Ce
numéro 2 de La mauvaise graine, feuille mensuelle lycéenne-étudiante du
groupe Proudhon de la Fédération anarchiste, axé sur l’éducation, insiste sur
notre critique de l’école actuelle.
Nous
traiterons, dans le numéro suivant, de nos projets éducatifs, eux-mêmes liés à
notre projet social.
Tu
peux nous contacter à l’adresse suivante :
Dans le premier exemplaire de La Mauvaise graine, nous déplorions que beaucoup de lycéens n’aient pas voulu « faire de la politique » durant les grèves de cette année et de l’année précédente, ce qui a aidé les politicards de la FIDL à manipuler leur légitime mouvement de révolte… D’autant plus qu’une remise en cause de l’éducation actuelle doit, à notre avis, s’accompagner d’une critique globale de notre société, actuellement régie par la loi du dieu pognon et de son fidèle compagnon, le saint bénéfice.
Ainsi, les diverses tentatives de privatisation de l’université, entre autres le plan U3M, et l’allègement des programmes pour les lycées obéissent à une logique identique : celle de rentabiliser le système éducatif, en supprimant les filières et les options jugées inutiles.

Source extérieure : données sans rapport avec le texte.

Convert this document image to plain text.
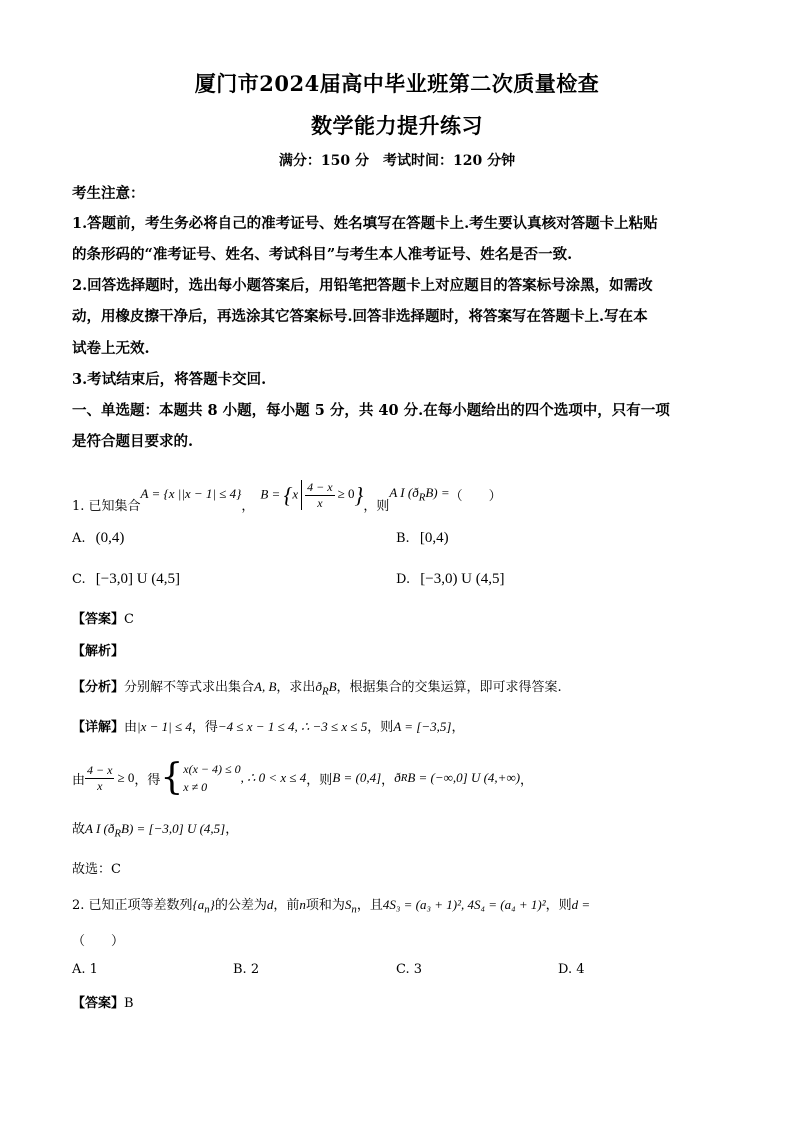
厦门市2024届高中毕业班第二次质量检查
数学能力提升练习
满分：150 分　考试时间：120 分钟
考生注意：
1.答题前，考生务必将自己的准考证号、姓名填写在答题卡上.考生要认真核对答题卡上粘贴
的条形码的“准考证号、姓名、考试科目”与考生本人准考证号、姓名是否一致.
2.回答选择题时，选出每小题答案后，用铅笔把答题卡上对应题目的答案标号涂黑，如需改
动，用橡皮擦干净后，再选涂其它答案标号.回答非选择题时，将答案写在答题卡上.写在本
试卷上无效.
3.考试结束后，将答题卡交回.
一、单选题：本题共 8 小题，每小题 5 分，共 40 分.在每小题给出的四个选项中，只有一项
是符合题目要求的.
1. 已知集合
A = {x ||x − 1| ≤ 4}
，
$B = \{x \frac{4 - x}{x} \ge 0\}$ ，则
A I $(ð_RB)$ = （　　）
A. (0,4)	B. [0,4)
C. [−3,0] U (4,5]	D. [−3,0) U (4,5]
【答案】C
【解析】
【分析】分别解不等式求出集合A, B，求出$ð_RB$，根据集合的交集运算，即可求得答案.
【详解】由|x − 1| ≤ 4，得−4 ≤ x − 1 ≤ 4, ∴ −3 ≤ x ≤ 5，则A = [−3,5]，
由 $\frac{4 - x}{x} \ge 0$ ，得 { x(x − 4) ≤ 0
x ≠ 0
, ∴ 0 < x ≤ 4 ，则 B = (0,4] ， ð R B = (−∞,0] U (4,+∞) ，
故A I $(ð_RB) = [-3,0]$ U (4,5]，
故选：C
2. 已知正项等差数列$\{a_n\}$的公差为d，前n项和为$S_n$，且4S₃ = (a₃ + 1)², 4S₄ = (a₄ + 1)²，则d =
（　　）
A. 1	B. 2	C. 3	D. 4
【答案】B
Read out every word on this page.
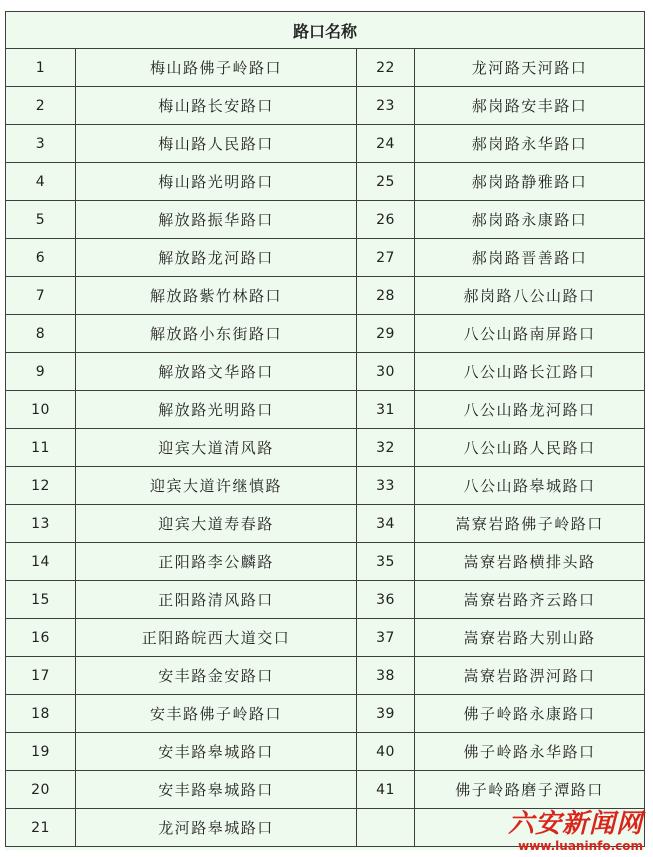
路口名称			
1	梅山路佛子岭路口	22	龙河路天河路口
2	梅山路长安路口	23	郝岗路安丰路口
3	梅山路人民路口	24	郝岗路永华路口
4	梅山路光明路口	25	郝岗路静雅路口
5	解放路振华路口	26	郝岗路永康路口
6	解放路龙河路口	27	郝岗路晋善路口
7	解放路紫竹林路口	28	郝岗路八公山路口
8	解放路小东街路口	29	八公山路南屏路口
9	解放路文华路口	30	八公山路长江路口
10	解放路光明路口	31	八公山路龙河路口
11	迎宾大道清风路	32	八公山路人民路口
12	迎宾大道许继慎路	33	八公山路皋城路口
13	迎宾大道寿春路	34	嵩寮岩路佛子岭路口
14	正阳路李公麟路	35	嵩寮岩路横排头路
15	正阳路清风路口	36	嵩寮岩路齐云路口
16	正阳路皖西大道交口	37	嵩寮岩路大别山路
17	安丰路金安路口	38	嵩寮岩路淠河路口
18	安丰路佛子岭路口	39	佛子岭路永康路口
19	安丰路皋城路口	40	佛子岭路永华路口
20	安丰路皋城路口	41	佛子岭路磨子潭路口
21	龙河路皋城路口			六安新闻网
www.luaninfo.com
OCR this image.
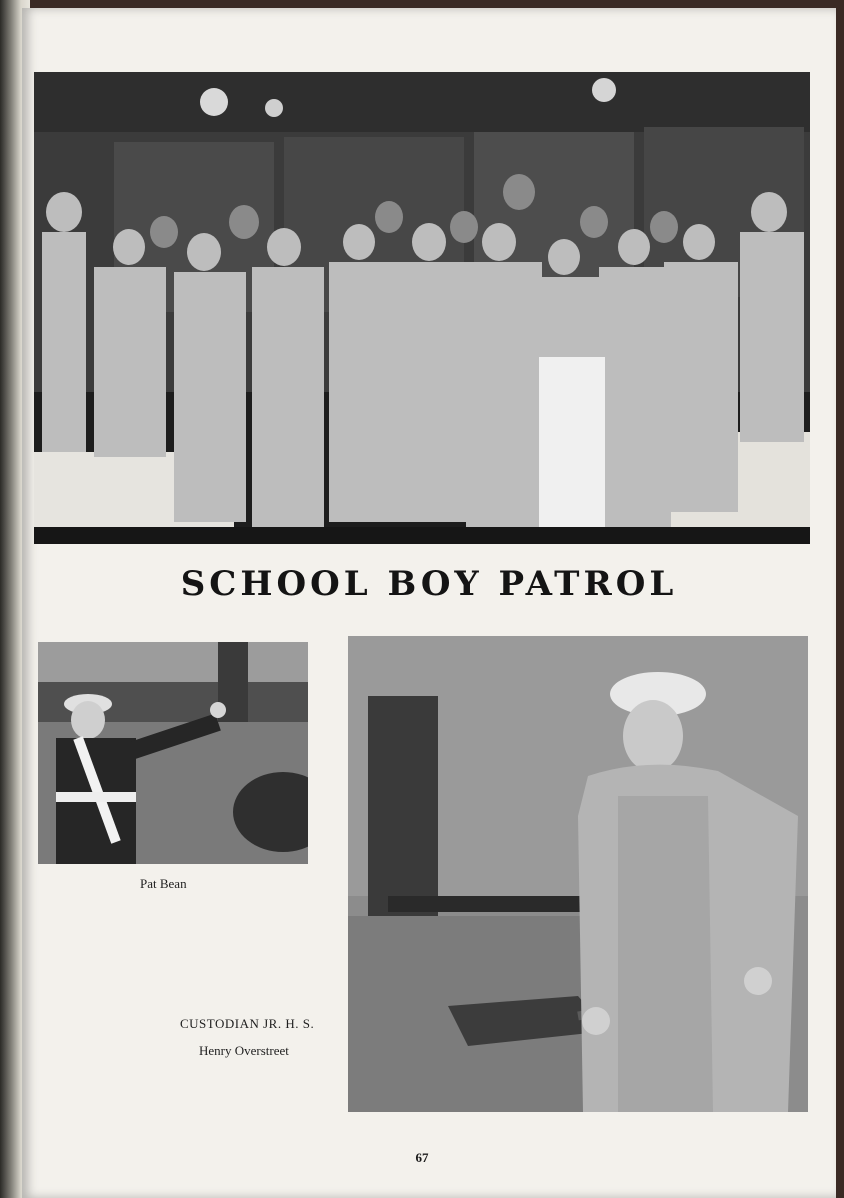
SCHOOL BOY PATROL
Pat Bean
CUSTODIAN JR. H. S.
Henry Overstreet
67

Le mythe d’une école gratuite, républicaine ou d’une prétendue égalité des chances, qui permettrait aux enfants pauvres « intelligents » de pouvoir devenir patrons et ainsi d’exploiter d’autres personnes, se heurte à la réalité d’un système éducatif dans lequel la situation de fortune des parents est plus importante que les aptitudes supposées de l’enfant. En effet, à partir du lycée, le coût de la scolarité devient inabordable pour des familles pauvres et/ou nombreuses, ce qui fait que beaucoup de parents ne peuvent payer à leurs enfants des études trop longues. Au lieu de réduire les inégalités sociales existant dans notre société, le système éducatif ne fait que les perpétuer…
Nous, anarchistes, sommes totalement opposés à cette éducation injuste et élitiste ; nous sommes donc pour la gratuité réelle de l’éducation. Mais nous revendiquons également l’éducation permanente et intégrale, c’est-à-dire le droit pour tout individu qui le désire de s’instruire n’importe quand, et dans n’importe quelle discipline humaine, s’il pense que cela peut contribuer à son épanouissement personnel. Enfin, nous trouvons absurde la dévalorisation actuelle des métiers manuels par rapport aux métiers intellectuels, autant au niveau des salaires que du statut social, et nous ne pouvons concevoir des élèves ingurgitant docilement, passivement des savoirs que possèderaient des professeurs censés tout connaître. Nous concevons davantage l’éducation comme un échange de savoir entre individus égaux, ce qui exclut toutes les formes de soumission et de domination intellectuelle qui sévissent la plupart du temps entre les maîtres savants et leurs élèves théoriquement ignorants.
De nombreuses tentatives d’éducation libertaire ont déjà été réalisées ; ainsi, à Bonaventure, petite république éducative libertaire, située sur l’île d’Oléron, des parents, des animateurs et des enfants (âgés de 4 à 12 ans) mettent en place depuis sept ans une alternative à cette école du fric et de l’exclusion que de nombreux jeunes subissent.
Cette éducation s’inscrit dans une optique différente (épanouissement de l’individu, développement du sens critique, de l’autonomie et responsabilisation) par le biais de méthodes pédagogiques, de moyens qui, eux aussi, respecteront pleinement l’individu.